Дилетант (это не оценка, это констатация факта) Розовский перенес на сцену полудилетантского эстонского театра свой спектакль, адресованный московской публике. Коктейль из «Крокодила» с небольшой примесью «Бесов» и «Преступления и наказания» был сотворен ради политической сатиры на превращение путинской квазидемократической России в откровенно полицейское государство. Многие намеки, в основе которых лежали вполне конкретные события, нашей публике просто-напросто были непонятны. В итоге зритель получил развеселое шоу, в котором на фоне не очень сильной труппы выделялись Райво Рюйтель, игравший Друга, и Марика Королев (жена проглоченного крокодилом Ивана Матвеевича). Но использовать Достоевского для такой простой надобности — все равно что микроскопом гвозди забивать. И дорогую вещь жалко, и молотком как-то сподручнее!
НА ПУТИ К СВИФТУ
Роман Козак помещает Достоевского где-то на полпути от разочарованного, принявшего мир как безысходность позднего Гоголя — к совсем уж беспросветному, но от этого не менее великолепному Свифту.

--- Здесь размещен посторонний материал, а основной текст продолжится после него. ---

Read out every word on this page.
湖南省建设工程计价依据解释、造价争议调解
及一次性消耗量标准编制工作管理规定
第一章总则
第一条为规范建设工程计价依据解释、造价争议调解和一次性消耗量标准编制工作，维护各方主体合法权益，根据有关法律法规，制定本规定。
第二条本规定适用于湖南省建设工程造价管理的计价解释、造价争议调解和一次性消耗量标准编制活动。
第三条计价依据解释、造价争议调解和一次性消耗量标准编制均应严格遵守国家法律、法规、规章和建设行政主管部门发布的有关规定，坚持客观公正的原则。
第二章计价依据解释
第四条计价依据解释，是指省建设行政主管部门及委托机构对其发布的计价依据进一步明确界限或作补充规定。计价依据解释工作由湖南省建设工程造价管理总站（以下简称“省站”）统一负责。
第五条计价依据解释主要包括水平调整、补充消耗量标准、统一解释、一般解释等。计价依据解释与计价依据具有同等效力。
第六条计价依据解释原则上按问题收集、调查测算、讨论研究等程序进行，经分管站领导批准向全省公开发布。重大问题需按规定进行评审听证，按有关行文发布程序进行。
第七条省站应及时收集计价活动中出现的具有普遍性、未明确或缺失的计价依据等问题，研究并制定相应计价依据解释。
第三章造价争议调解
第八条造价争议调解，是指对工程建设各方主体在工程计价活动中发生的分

«Все мы вышли из гоголевской „Шинели“», — сказал как-то Достоевский. В спектакле эти слова становятся плотью, материализуясь в образе персонажа, обозначенного как Первый (Александр Ивашкевич). Первому дана (в «Крокодиле») обязанность все устраивать: выручать проглоченного зверем Ивана Матвеевича (Дмитрий Денисюк), объясняться с всемогущим бюрократом Тимофеем Семеновичем (Кирилл Кяро), следить за тем, чтобы очаровательная супруга проглоченного Елена Ивановна (Александра Метальникова) не слишком злоупотребляла неожиданно приятным положением соломенной вдовы. Первый взывает то к человечности, то к элементарной логике. И убеждается, что оба эти понятия деформированы, доведены до абсурда, что мир нелеп… и прекрасно существует в этой своей нелепости.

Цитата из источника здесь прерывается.